The more I'm testing XLIFF with ITS and the more I'm having doubts that always using mrk to hold the ITS annotations that exist in the original document is the best solution.

For example, for the following HTML code

<p>Exampe of user name: <span its:allowedCharacters="[a-zA-Z0-9]">Aldus123</span></p>

we recommend:

<source>Exampe of user name: <g id="1"><mrk its:allowedCharacters="[a-zA-Z0-9]" mtype="x-its">Aldus123</mrk></g></source>

and not:

<source>Exampe of user name: <g id="1" its:allowedCharacters="[a-zA-Z0-9]">Aldus123</g></source>


Here are some reasons why the second solutions would be best:

- It's shorter, simpler.

- Having the annotation does not add elements in the content (better for TM matches for many tools)

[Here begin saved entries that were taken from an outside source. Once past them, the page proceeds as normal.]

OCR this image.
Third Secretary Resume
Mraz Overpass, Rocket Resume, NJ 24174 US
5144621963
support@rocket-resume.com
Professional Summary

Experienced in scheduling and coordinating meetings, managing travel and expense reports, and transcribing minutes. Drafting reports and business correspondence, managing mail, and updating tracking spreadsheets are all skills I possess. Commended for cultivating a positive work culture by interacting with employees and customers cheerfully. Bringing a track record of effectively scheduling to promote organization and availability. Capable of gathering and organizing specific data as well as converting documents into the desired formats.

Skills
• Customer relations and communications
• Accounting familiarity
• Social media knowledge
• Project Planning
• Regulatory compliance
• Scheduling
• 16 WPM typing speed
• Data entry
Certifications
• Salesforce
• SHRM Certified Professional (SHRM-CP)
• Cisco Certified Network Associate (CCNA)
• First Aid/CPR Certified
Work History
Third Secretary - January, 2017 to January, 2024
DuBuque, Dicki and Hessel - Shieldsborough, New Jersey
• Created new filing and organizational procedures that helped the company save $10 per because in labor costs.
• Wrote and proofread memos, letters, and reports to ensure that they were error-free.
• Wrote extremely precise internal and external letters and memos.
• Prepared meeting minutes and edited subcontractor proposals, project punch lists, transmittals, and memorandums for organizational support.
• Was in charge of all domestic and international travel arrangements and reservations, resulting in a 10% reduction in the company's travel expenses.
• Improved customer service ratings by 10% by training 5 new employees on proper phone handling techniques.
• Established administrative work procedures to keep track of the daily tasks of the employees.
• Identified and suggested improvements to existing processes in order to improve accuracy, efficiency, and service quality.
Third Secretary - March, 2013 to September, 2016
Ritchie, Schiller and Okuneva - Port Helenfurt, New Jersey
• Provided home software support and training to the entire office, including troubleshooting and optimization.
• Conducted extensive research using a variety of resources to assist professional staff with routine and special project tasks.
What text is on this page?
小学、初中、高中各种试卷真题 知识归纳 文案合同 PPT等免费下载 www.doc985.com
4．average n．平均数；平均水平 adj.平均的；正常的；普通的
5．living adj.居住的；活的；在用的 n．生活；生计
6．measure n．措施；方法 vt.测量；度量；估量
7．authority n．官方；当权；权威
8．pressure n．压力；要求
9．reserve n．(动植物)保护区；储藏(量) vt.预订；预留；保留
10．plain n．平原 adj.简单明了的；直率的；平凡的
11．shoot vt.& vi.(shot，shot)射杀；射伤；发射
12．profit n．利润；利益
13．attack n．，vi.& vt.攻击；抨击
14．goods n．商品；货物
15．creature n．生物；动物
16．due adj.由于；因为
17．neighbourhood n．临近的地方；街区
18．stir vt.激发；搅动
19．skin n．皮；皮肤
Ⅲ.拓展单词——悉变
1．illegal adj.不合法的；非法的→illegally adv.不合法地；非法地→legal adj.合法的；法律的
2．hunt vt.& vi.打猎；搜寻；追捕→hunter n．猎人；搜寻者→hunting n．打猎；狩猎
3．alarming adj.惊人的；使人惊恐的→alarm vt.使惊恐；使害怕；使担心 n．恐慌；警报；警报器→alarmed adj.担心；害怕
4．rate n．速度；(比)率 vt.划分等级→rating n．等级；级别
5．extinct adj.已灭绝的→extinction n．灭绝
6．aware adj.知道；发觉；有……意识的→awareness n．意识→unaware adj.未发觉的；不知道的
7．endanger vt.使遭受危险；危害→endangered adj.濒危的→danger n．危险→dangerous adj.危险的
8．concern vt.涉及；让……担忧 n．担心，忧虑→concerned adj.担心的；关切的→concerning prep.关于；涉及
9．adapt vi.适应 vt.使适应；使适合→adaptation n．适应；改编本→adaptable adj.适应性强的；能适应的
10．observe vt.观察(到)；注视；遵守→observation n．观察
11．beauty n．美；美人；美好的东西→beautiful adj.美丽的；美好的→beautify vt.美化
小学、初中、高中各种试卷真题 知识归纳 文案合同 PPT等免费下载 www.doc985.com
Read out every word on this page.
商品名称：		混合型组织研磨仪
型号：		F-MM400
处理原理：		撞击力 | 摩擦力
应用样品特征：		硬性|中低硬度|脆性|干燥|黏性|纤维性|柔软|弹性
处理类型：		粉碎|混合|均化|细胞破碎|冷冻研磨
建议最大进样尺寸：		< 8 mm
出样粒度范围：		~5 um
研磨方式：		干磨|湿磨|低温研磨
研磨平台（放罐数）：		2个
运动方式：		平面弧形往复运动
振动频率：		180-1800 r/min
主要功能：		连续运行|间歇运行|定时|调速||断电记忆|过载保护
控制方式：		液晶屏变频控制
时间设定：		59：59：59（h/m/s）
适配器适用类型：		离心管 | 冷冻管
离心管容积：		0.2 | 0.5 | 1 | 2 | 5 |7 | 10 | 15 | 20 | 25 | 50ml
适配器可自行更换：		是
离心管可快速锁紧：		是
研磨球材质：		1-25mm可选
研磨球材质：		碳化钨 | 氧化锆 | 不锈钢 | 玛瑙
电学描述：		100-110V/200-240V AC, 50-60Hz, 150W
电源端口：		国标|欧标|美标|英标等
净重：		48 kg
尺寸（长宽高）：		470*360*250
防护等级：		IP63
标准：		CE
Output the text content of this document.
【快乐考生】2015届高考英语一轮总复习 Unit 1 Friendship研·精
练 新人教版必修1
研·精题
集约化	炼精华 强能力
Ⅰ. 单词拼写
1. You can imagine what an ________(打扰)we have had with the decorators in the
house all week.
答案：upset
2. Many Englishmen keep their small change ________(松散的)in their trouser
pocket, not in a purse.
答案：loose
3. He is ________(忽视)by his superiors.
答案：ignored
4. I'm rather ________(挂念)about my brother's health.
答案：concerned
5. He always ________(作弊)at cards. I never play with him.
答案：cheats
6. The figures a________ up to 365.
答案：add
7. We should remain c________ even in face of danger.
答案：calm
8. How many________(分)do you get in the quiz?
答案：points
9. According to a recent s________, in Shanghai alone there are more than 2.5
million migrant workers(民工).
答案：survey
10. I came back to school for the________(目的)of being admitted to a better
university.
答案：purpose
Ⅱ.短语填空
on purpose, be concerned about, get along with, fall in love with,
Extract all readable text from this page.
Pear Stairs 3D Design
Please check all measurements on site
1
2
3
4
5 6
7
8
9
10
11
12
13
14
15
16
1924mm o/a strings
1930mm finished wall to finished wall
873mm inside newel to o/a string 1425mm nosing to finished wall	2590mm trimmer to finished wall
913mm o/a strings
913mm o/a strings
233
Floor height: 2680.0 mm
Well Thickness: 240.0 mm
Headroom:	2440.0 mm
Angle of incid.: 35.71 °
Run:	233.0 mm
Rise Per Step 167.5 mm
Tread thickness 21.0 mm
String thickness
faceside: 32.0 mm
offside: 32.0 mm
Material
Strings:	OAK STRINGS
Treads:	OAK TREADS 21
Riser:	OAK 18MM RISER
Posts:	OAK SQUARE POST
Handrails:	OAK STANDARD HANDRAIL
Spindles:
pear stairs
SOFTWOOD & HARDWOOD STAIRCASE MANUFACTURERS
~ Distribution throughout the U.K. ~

- It's a lot easier for tools to update the inline codes if the ITS markup is on it instead of on a separate element.

- The mrk element in 1.2 has no way to work with overlapping codes, so if for example you segment at the middle of a mrk span, it's veru difficult to represent the resulting annotation(s).

- Using directly the <g>/<bpt> element also fixes the potential accidental case when some text get inserted between the <g>/<bpt> and the <mrk>.


Sure there are cases, like for comments, terms, where for compatibility using mrk may bring some advantages. But it seem minimal, and I wonder if those cases could be seen as exceptions rather than trying to apply a more cumbersome rule to all cases. 

Thoughts?
-yves

Received on Tuesday, 14 May 2013 16:26:30 UTC